Per reprimere lo scontento, aveva sull’esempio cubano istituito i Jap, le Juntas de abastecimento popular, comitati locali che avevano lo scopo di “segnalare il rispetto dei prezzi controllati”, ovvero una rete di commissari politici, circa 15.000, che tutto potevano controllare, oltre, naturalmente, a denunciare i comportamenti controrivoluzionari. Nonostante la repressione durissima, esercitata soprattutto dalle squadracce del Mir, il popolo, quello vero, riuscì a far sentire la propria voce: la marcia delle casalinghe e lo sciopero degli autotrasportatori lasciarono chiaramente intendere che la collettivizzazione avrebbe incontrato più difficoltà del previsto.

Allende cercò allora l’appoggio dell’esercito,facendo entrare nel governo tre ministri militari. Il tentativo si concluse dopo cinque mesi con le loro dimissioni. Era il marzo 1973. “Quando capimmo che l’opposizione conservatrice ci avrebbe impedito di impadronirci dello Stato” – dichiarò il leader comunista Luis Corvalan – “intensificammo i nostri preparativi per la lotta armata”. Allende si trovò nella condizione di scegliere se subire o guidare una rivoluzione più radicale di quella che egli aveva tentato.

O la dittatura militare o la dittatura del proletariato: altre vie non erano rimaste. In parlamento aveva già perso la maggioranza, l’esercito non faceva mistero dei propri malumori, i cileni erano allo stremo. Nel mese di luglio, la Democrazia Cristiana offrì al presidente il proprio appoggio, a patto che venissero sciolti i gruppi paramilitari della sinistra. La proposta venne respinta.

L’11 settembre i carri armati del generale Pinochet, comandante in capo delle forze armate, portarono l’attacco ai centri del potere. Allende, asserragliato con i suoi nel palazzo della Moneda, resistette, rifiutando la via dell’esilio. Quando vide che tutto era perduto, diresse verso di se la mitraglietta con la quale avrebbe dovuto difendersi. Appena la notizia si diffuse, alle finestre delle case apparvero bandiere esposte in segno di gioia.

In pochi anni l’inflazione venne sconfitta, la spesa sociale aumentò ed il Cile divenne il più prospero tra i paesi dell’America Latina. Il governo Pinochet dovette, soprattutto nei primi anni, disarmare il terrorismo di sinistra. Fu una guerra civile durissima e le guerre civili, come ammonisce il presidente Mao, non sono pranzi di gala.

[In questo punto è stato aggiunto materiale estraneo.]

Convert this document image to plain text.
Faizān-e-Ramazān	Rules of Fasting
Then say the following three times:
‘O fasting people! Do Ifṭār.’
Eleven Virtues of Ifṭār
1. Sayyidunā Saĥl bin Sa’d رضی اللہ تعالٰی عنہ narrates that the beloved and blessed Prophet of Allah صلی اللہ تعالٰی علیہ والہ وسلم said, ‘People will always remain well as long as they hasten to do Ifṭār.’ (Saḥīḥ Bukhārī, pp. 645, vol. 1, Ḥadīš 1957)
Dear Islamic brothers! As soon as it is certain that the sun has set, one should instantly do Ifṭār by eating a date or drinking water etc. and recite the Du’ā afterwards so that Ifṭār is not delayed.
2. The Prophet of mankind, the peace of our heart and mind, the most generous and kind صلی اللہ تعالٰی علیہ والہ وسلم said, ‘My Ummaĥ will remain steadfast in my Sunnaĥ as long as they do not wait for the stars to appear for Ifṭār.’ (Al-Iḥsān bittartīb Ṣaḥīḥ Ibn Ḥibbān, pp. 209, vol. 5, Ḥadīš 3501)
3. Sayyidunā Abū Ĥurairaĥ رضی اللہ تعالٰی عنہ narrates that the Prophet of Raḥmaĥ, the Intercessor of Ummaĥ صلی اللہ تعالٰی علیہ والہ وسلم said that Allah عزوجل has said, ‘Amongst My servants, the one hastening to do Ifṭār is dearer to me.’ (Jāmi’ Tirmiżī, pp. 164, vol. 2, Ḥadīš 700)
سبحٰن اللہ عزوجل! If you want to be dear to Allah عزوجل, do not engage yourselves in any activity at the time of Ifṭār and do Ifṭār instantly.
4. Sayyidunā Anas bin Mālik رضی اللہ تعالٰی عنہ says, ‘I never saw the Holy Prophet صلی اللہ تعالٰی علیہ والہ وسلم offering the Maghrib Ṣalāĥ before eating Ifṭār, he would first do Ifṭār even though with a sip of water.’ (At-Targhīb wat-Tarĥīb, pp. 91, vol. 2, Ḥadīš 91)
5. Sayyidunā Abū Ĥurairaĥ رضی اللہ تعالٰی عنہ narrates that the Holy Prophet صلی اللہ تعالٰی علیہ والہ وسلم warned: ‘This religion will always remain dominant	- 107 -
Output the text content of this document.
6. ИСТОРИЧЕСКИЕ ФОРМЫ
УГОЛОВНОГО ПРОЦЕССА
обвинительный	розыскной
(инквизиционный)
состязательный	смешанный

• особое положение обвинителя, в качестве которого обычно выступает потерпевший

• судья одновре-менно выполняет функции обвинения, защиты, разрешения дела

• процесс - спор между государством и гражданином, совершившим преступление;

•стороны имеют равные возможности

Completata la transizione alla democrazia, il generale lasciò il potere, costume insolito tra i dittatori. Ma l’odio dell’Europa nei suoi confronti non è mai scemato, fino ad arrivare al parossismo del giudice Garzon, che cercò d’arrestarlo con l’accordo dell’Inghilterra socialdemocratica.

Neppure il ben più sanguinario Pol Pot ha mai avuto una così cattiva stampa, né da destra né da sinistra. Il testo di Spataro è efficacissimo nel dare conto di quel che sull’argomento è stato detto e scritto. Poche, pochissime le voci di dissenso. Per anni, le lagne degli Inti Illimani hanno risuonato da ogni palco, fino a stendere dalla noia perfino i compagni più fedeli alla causa. El Pueblo unido jamàs serà vencido.

Allende rappresentò il Sessantotto realizzato. Quello che per i cileni fu un incubo, da noi rappresentò il sogno per il quale i salotti democratici hanno continuato a trasalire di sdegno e di speranza. Arrivare cioè a risultati cubani passando dalle urne, dopo aver celebrato la sacra unione di cattolici e marxisti. Pinochet, per salvare il suo paese, non usò certo i guanti bianchi. Tranquilli: l’avrebbero criminalizzato lo stesso, anche se fosse stato più mite di La Pira.